Quanto evidenziato, poi ripreso in un’editoriale pubblicato dal The Guardian, era fortemente critico nei confronti della Georgia e chiaramente simpatetico rispetto al dolore subito dagli abitanti dell’Ossezia del Sud. Agli inizi di novembre è stata la volta del New York Times e di Human Rights Watch sostenere che la responsabilità delle violazioni dei diritti umani in Ossezia del Sud era da attribuire alla parte georgiana.

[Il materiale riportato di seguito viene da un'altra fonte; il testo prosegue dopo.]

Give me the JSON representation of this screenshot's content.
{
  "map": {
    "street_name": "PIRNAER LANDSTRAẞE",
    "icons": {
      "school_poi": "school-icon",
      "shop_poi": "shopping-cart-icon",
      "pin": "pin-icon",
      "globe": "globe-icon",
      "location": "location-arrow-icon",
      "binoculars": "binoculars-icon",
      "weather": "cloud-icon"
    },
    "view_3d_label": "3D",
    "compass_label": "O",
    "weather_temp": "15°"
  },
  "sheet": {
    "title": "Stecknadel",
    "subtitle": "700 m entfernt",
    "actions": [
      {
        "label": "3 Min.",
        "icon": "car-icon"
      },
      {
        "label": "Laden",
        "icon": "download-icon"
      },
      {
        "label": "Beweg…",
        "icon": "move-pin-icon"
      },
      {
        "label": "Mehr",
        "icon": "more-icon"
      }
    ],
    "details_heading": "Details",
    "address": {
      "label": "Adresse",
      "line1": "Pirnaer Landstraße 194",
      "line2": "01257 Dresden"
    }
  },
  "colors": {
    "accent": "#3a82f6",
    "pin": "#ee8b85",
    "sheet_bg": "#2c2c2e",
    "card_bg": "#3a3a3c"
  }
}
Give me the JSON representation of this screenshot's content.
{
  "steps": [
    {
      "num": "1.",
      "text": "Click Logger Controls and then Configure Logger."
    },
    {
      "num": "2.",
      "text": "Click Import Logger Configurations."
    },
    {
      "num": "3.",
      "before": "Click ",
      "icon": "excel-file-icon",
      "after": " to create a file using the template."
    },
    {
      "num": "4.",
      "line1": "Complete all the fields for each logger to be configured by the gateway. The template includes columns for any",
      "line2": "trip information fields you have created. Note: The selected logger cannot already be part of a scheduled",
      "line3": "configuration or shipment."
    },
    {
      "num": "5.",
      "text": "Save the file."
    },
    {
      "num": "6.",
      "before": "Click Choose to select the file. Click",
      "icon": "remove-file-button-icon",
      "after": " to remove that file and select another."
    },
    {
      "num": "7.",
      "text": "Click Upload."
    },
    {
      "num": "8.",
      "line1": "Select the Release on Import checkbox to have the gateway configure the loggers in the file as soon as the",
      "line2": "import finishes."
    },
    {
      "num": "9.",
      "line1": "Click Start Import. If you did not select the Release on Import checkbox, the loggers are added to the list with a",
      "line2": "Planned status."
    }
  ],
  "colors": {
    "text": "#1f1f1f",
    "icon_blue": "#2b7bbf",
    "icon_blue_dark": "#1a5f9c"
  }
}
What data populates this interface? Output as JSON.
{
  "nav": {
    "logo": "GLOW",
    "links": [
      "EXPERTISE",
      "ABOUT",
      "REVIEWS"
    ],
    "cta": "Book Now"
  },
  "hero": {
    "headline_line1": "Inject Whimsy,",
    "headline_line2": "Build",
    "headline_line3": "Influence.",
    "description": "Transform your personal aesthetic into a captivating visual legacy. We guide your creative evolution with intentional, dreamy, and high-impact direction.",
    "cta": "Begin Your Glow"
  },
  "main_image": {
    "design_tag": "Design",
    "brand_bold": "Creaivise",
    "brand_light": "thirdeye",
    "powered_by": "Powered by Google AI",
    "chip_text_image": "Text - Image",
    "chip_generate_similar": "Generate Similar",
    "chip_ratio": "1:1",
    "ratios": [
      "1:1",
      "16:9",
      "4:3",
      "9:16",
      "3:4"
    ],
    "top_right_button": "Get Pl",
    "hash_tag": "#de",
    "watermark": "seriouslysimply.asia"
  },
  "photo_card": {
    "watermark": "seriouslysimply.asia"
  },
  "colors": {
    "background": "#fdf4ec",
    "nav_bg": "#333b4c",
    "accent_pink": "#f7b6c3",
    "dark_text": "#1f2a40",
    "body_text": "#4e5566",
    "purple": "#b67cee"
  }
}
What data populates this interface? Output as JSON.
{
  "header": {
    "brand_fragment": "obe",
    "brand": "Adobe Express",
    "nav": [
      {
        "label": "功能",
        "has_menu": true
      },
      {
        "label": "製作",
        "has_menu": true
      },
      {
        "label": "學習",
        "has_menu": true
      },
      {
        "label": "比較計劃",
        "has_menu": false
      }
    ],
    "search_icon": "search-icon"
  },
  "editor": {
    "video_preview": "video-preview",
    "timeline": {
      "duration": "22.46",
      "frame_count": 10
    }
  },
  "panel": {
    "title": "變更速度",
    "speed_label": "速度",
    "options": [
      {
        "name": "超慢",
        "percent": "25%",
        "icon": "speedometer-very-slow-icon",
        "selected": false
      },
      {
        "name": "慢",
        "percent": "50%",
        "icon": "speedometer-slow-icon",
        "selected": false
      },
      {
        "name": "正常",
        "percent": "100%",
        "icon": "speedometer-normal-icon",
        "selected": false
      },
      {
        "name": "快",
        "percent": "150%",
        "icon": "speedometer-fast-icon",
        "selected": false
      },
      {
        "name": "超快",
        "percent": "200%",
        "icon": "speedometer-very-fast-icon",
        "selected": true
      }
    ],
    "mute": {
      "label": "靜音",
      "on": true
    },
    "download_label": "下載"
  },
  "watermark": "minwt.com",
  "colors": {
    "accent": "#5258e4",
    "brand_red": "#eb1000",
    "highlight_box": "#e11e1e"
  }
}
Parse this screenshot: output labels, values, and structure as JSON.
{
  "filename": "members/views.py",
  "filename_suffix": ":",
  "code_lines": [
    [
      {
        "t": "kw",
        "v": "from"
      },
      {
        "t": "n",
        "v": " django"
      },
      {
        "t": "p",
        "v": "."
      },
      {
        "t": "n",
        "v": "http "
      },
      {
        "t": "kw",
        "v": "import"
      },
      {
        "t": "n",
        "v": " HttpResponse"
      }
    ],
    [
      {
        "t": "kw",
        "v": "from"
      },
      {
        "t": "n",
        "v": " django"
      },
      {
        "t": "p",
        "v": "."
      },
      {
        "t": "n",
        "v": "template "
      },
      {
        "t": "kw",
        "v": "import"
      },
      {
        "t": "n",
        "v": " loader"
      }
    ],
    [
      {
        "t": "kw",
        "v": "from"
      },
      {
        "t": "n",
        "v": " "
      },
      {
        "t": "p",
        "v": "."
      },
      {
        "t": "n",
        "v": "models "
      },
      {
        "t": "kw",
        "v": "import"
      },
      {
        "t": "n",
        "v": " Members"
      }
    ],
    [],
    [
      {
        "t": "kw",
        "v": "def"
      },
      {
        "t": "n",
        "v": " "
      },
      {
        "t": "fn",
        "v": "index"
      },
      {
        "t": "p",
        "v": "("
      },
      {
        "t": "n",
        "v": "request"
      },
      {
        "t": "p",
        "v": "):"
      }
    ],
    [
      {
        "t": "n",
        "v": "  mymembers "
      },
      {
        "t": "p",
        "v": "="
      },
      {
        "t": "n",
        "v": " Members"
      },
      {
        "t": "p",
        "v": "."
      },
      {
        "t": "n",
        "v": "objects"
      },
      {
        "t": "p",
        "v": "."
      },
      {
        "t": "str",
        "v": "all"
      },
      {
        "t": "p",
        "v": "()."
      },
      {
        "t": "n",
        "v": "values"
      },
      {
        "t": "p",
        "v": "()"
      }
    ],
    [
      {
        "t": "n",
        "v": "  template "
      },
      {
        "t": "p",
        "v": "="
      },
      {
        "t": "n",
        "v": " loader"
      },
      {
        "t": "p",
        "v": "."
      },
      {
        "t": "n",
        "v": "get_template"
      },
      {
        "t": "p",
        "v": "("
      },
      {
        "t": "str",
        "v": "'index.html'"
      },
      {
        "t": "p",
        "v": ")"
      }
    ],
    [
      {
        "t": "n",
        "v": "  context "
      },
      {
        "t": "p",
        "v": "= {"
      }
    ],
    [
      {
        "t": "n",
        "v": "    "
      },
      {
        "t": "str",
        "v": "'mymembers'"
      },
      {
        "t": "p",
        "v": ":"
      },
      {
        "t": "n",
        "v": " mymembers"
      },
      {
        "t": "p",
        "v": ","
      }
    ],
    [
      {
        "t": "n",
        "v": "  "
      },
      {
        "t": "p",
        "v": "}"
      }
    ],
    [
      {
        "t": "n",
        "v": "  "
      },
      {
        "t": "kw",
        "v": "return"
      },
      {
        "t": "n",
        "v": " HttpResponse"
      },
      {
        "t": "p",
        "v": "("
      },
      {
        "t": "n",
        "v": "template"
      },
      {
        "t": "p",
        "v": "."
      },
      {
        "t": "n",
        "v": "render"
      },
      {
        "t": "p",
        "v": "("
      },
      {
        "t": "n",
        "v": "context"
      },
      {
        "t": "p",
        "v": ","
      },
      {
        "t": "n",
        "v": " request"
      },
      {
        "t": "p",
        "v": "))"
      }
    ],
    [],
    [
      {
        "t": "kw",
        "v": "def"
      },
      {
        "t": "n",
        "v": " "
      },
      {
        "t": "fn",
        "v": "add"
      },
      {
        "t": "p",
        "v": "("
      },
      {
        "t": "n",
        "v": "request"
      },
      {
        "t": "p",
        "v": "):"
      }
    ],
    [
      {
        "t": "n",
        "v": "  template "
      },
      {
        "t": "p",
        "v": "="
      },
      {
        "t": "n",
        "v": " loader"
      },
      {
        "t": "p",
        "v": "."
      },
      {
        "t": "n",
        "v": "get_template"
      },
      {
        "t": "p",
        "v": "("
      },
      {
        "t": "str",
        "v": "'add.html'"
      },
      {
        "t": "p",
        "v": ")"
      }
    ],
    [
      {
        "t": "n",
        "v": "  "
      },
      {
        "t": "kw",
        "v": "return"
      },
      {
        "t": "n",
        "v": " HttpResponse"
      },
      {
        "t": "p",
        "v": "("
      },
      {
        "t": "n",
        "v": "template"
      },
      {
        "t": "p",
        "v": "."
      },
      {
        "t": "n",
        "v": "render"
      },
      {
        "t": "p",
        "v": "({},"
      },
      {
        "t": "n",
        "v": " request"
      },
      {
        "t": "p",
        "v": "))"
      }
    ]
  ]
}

Attualmente in Occidente, sia per quanto riguarda i media che le posizioni di politici e diplomatici, si preferisce non entrare nei dettagli di quel conflitto. Alcuni ad esempio preferiscono attendere i risultati di un’inchiesta in merito promossa dall’Unione europea. Ma, a prescindere dalle conclusioni che verranno tratte da quest’ultima, è certo che versioni così contrastanti in merito alla guerra dello scorso agosto continuano ad allontanare le comunità che vivono lungo il confine – riconosciuto da alcuni, non riconosciuto da altri – che separa la Georgia dall’Ossezia del Sud.